15 Hunde und ihre Diensthundeführer bilden Mangold und Micklitz jährlich zu Spürhunden für Explosives und Waffen aus. Bei etwa 90 überprüfen sie jedes Jahr die Tauglichkeit fürs Sprengstoffspürgeschäft. Für Mensch und Tier eine Weiterbildung. Zuvor hat der Hund gelernt, Personen zu verfolgen und festzuhalten, seinen menschlichen Partner zu beschützen und vor allem zu gehorchen. Einmal jährlich wird dies überprüft. Besteht er diesen Test, wird er zum Sprengstoff-, Rauschgift- oder Brandmittelspürhund ausgebildet. Zwei Jahre sind die Hunde in der Regel alt, wenn sie im Trainingszentrum beim Polizeipräsidium Einsatz in Göppingen zur Schule gehen.

In der werden die Anforderungen höhergeschraubt. Eine Chemikerin des Landeskriminalamtes hat selbst Sprengstoff zusammengerührt und in 100 kleine Röhrchen gefüllt, in einen orangen Plastikkoffer verpackt. Die Hunde, beschreibt Micklitz, sollen jetzt Transferleistungen bringen: Manche Bestandteile der Lösung sind ihnen bekannt, andere sind neu für sie. „Damit durchbrechen wir das Schwarz-weiß-Denken bei den Hunden: Stellen Terroristen selbst Sprengstoffe her, reicht es aus, wenn der Hund einen der Bestandteile abgespeichert hat. Den muss er erkennen, damit wir den Sprengsatz finden können.“

Partner fürs Leben

Das ist in der Straßenmeisterei schwierig, in der eine Lagerhalle kurzerhand zur Bombenwerkstatt wird: Düngemittel sind dort gelagert. Schmierstoffe, Öle. Ein Eldorado für Duftwolken. Und irgendwo mittendrin in einem Blechspind versteckt eine Mischung selbst hergestellten Sprengstoffs. „Ein sehr realistisches Szenario“, sagt Mangold, der mit Lennox schon ungezählte Hallen, Säle und Wohnungen vor Politikerbesuchen oder Konzerten nach Sprengstoff abgesucht hat.

Auch mit dem Kommando „Such“ mit dem der Mensch den Polizeihund dann zur Räson ruft, als für den ein Gartenstuhl plötzlich zum Mittelpunkt seines Lebens wurde. Dann folgt die Nase wieder dem Finger des Hundeführers, mit dem der dem Tier die Bereiche anzeigt, in denen es suchen soll.

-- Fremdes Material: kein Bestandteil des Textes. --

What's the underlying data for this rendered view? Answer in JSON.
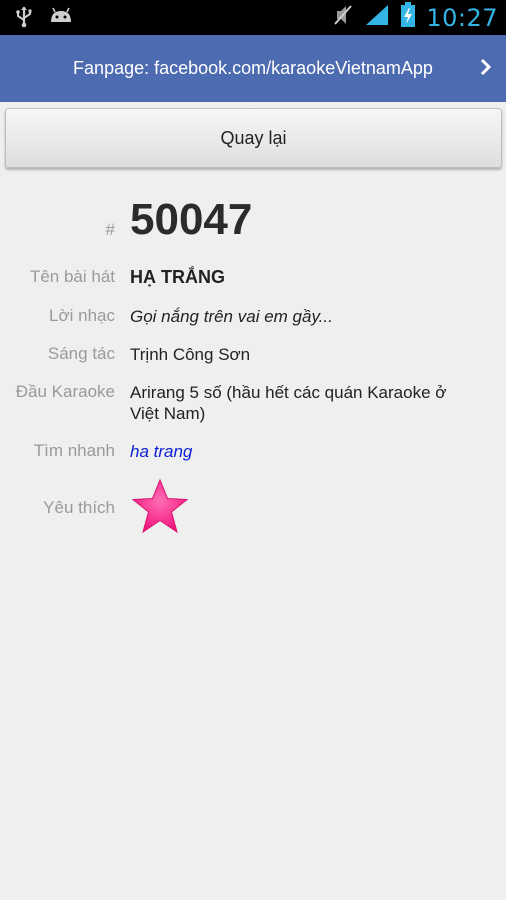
{
  "status_bar": {
    "time": "10:27",
    "icons": [
      "usb-icon",
      "android-debug-icon",
      "mute-icon",
      "signal-icon",
      "battery-charging-icon"
    ]
  },
  "banner": {
    "text": "Fanpage: facebook.com/karaokeVietnamApp",
    "chevron": "chevron-right-icon",
    "color": "#4d6bb0"
  },
  "back_button": {
    "label": "Quay lại"
  },
  "song": {
    "number_label": "#",
    "number": "50047",
    "title_label": "Tên bài hát",
    "title": "HẠ TRẮNG",
    "lyrics_label": "Lời nhạc",
    "lyrics": "Gọi nắng trên vai em gầy...",
    "composer_label": "Sáng tác",
    "composer": "Trịnh Công Sơn",
    "karaoke_label": "Đầu Karaoke",
    "karaoke": "Arirang 5 số (hầu hết các quán Karaoke ở Việt Nam)",
    "quick_search_label": "Tìm nhanh",
    "quick_search": "ha trang",
    "favorite_label": "Yêu thích",
    "favorite_icon": "star-icon",
    "favorite_color": "#ff2d8f"
  }
}
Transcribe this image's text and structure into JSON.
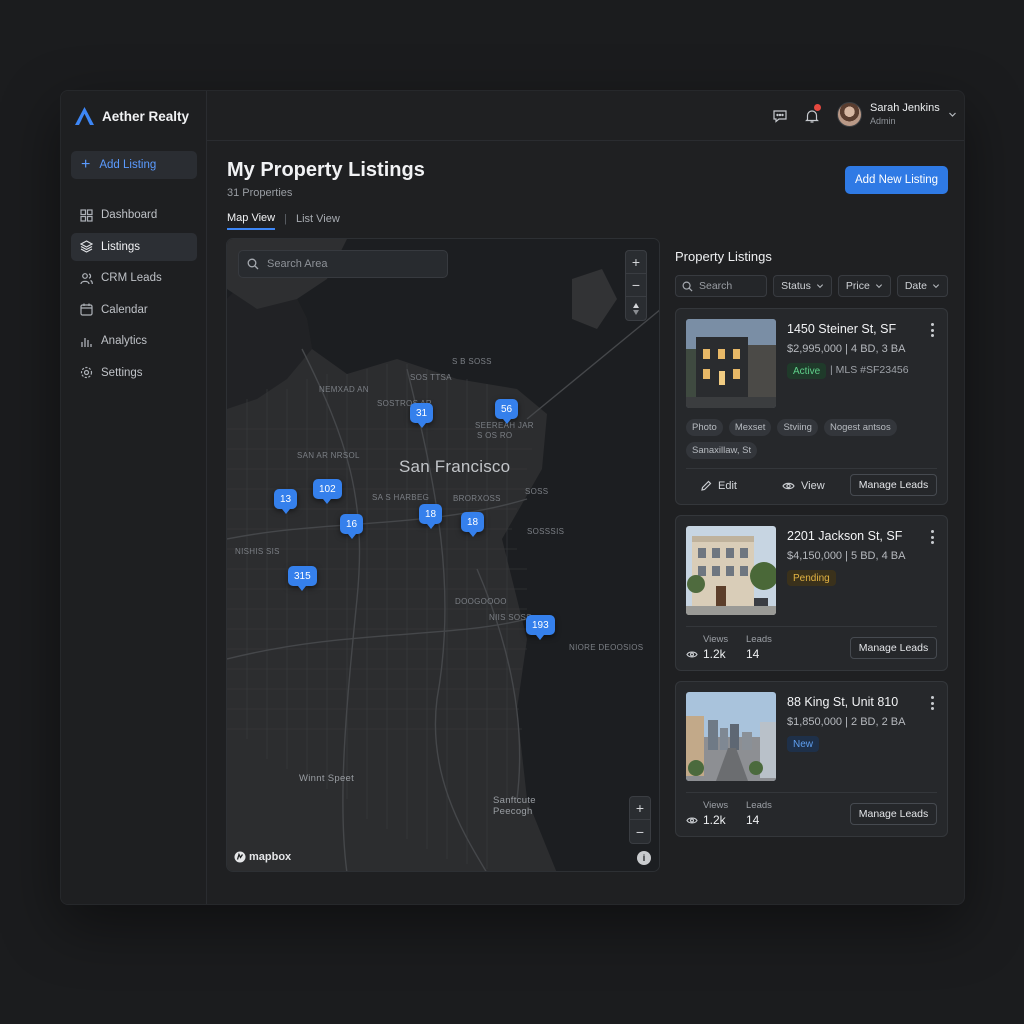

Fenris macht das routiniert. Fast 13 Jahre ist der Malinois, der belgische Schäferhund, alt. Täglich begleitet er trotzdem wie im vergangenen Jahrzehnt seinen Partner Thomas Micklitz zum Dienst in die Göppinger Präsidium. Auch wenn es zwickt und zwackt, es zum Schutzhund nicht mehr reicht, beim Aufspüren von Sprengstoff macht Fenny, wie ihn alle Polizisten rufen, keiner was vor. Dann schnüffelt er erst am Blechspind, dann rechts und links davon, um zu prüfen, ob die Sprengstoffduftwolke auch woanders herkommen könnte. Schließlich legt er sich langsam vor den Spind, die Nase am Boden, friert ein. Nur die dunklen Augen des Hundes bewegen sich noch. Nie würde Micklitz ihn hergeben.